First Battle for Cassino, Italy.
The Allies had conceived a bold plan for an enveloping pincer movement against the German Winter Line in the area better known as the Gustav Line to open the routes to Rome, some 40 miles to the north along Highways 6 and 7. It would consist of a direct assault against the Gustav Line combined with a left-hook amphibious assault against Anzio, all performed by the US Fifth Army commanded by General Mark Clark. His US VI Corps would attack Anzio.
General Mark Clark began his advance against the Gustav Line in the Monte Cassino sector and launched the British X Corps, in blizzard conditions, towards the River Garigliano on 17 January 1944. The British soon established a bridgehead of some two miles depth but attempts to capture the high ground at Monte Maio failed and the attack then ground to a halt.
Further north, the main central thrust by the US II Corps was launched on 20 January against the River Rapido. Elements of the US 36th Division were unable to hold a bridgehead and after two days it fell back.

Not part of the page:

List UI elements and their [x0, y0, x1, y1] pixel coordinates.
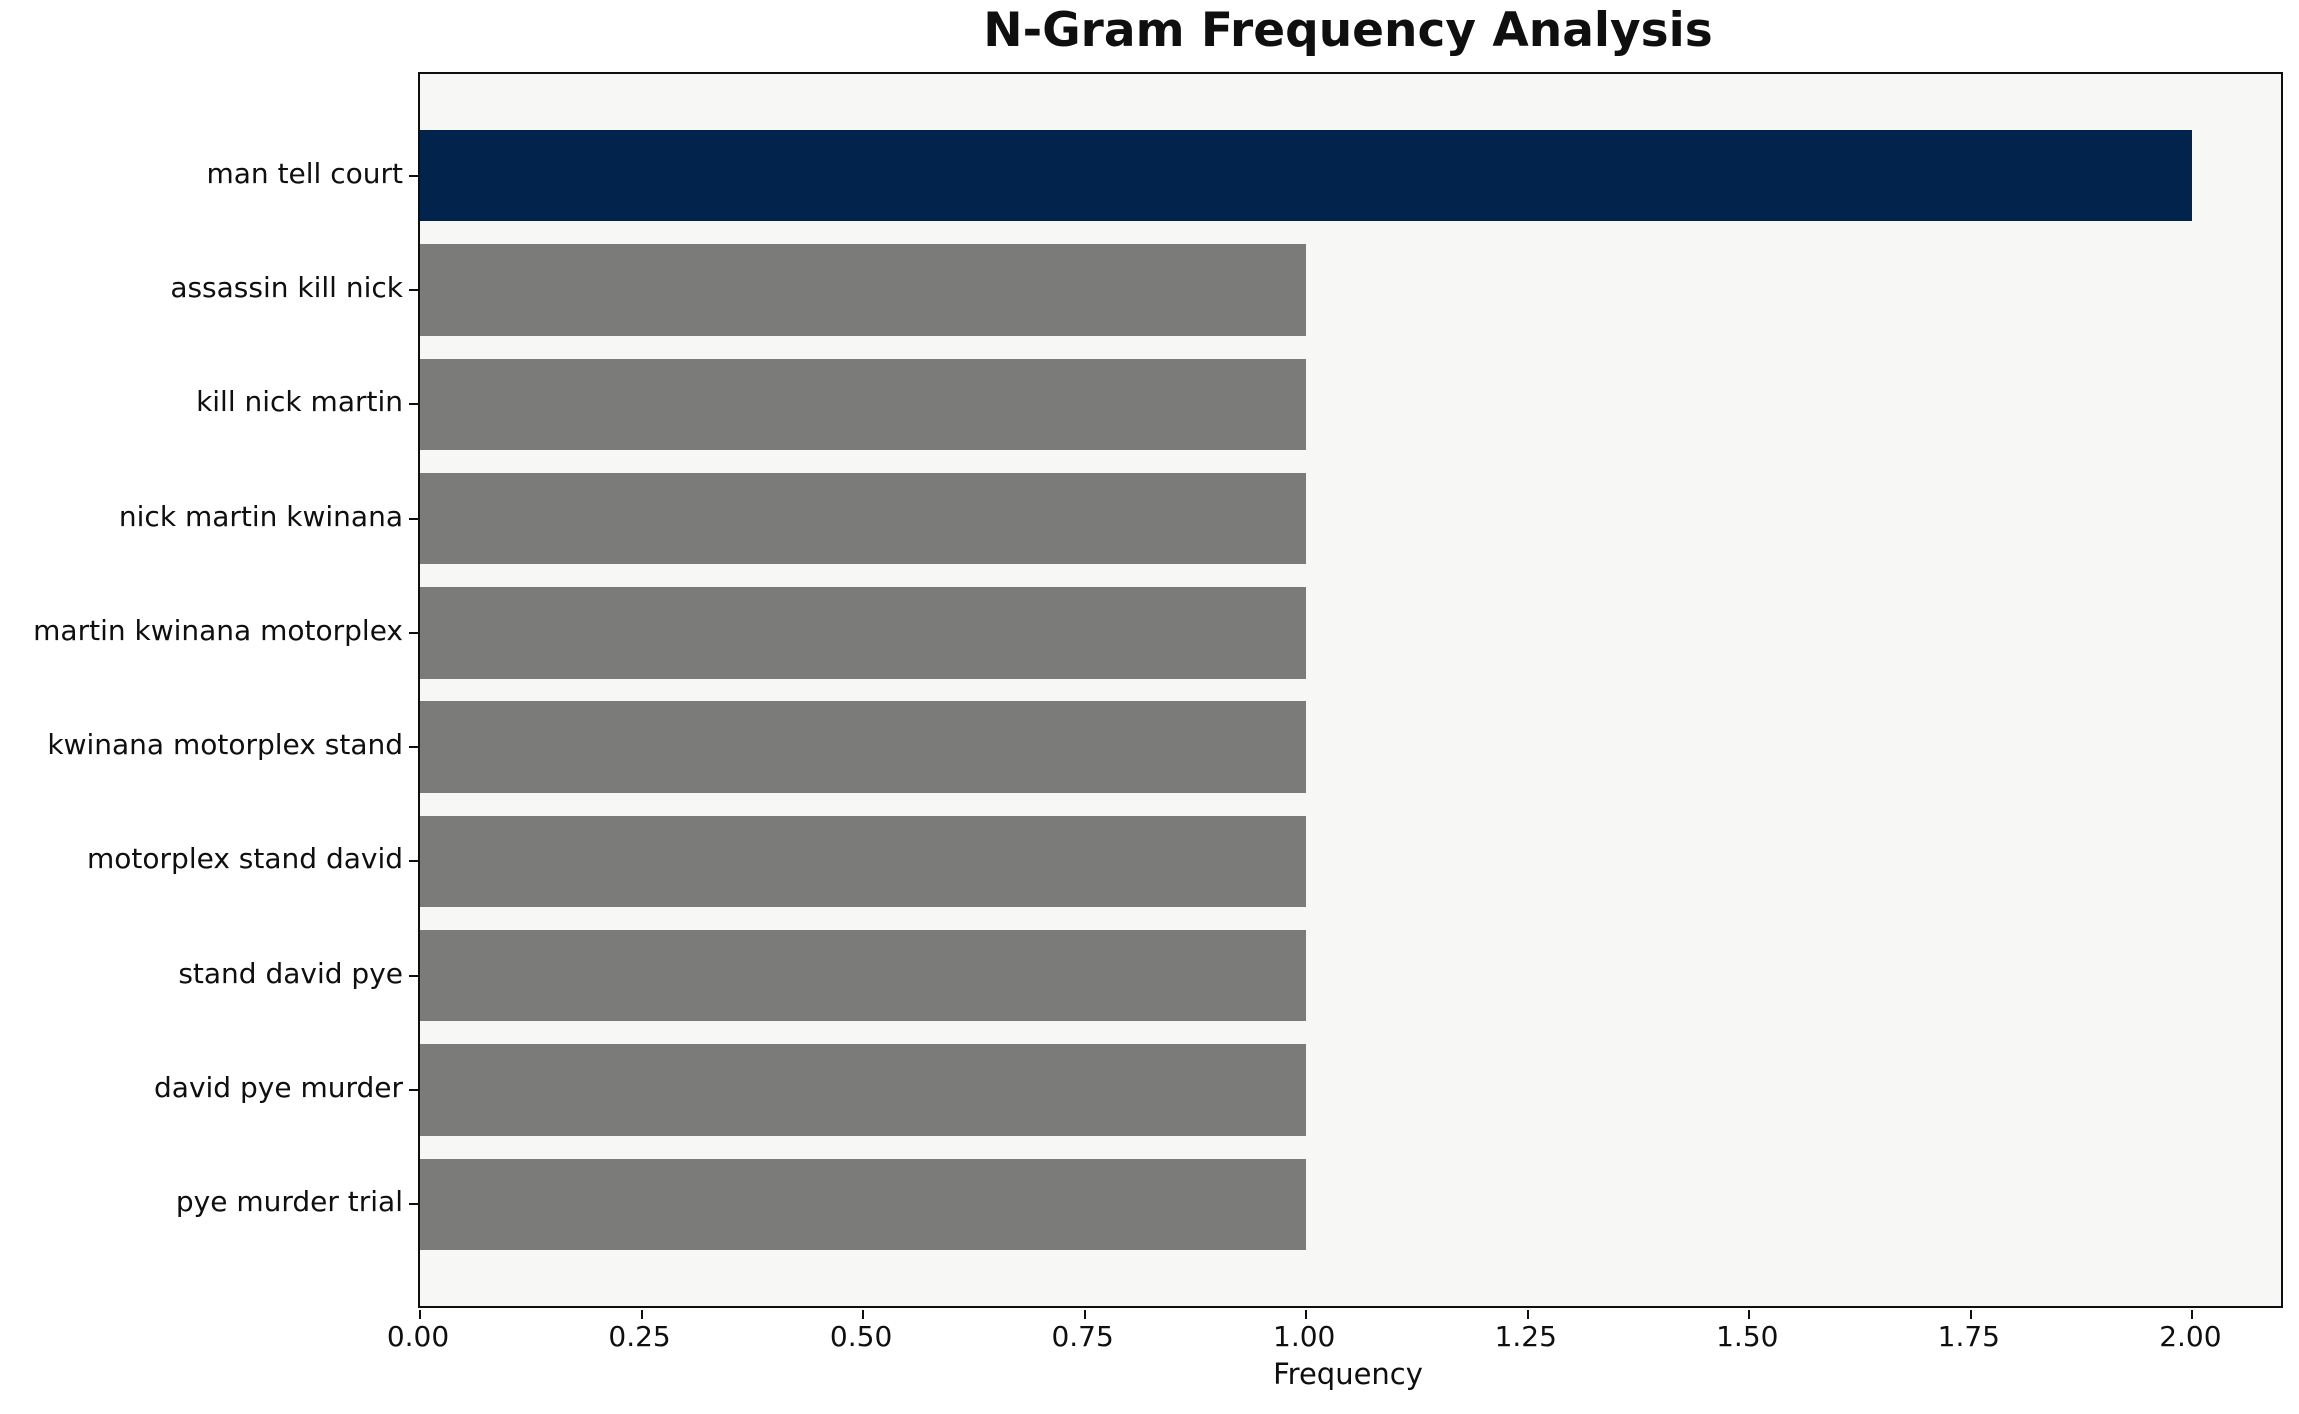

The US 34th Division further north succeeded but were forced back having advanced to within several hundred metres of Monte Cassino. Further north again, the third corps in Clark's Army, the French Expeditionary Corps, which included the 3rd Algerian Infantry Division and the 2nd Morrocan Infantry Division, advanced but it too failed to achieve a breakthrough of the German's Gustav Line.
The offensive was abandoned on 11 February and was to be the first of four terrible battles for Monte Cassino.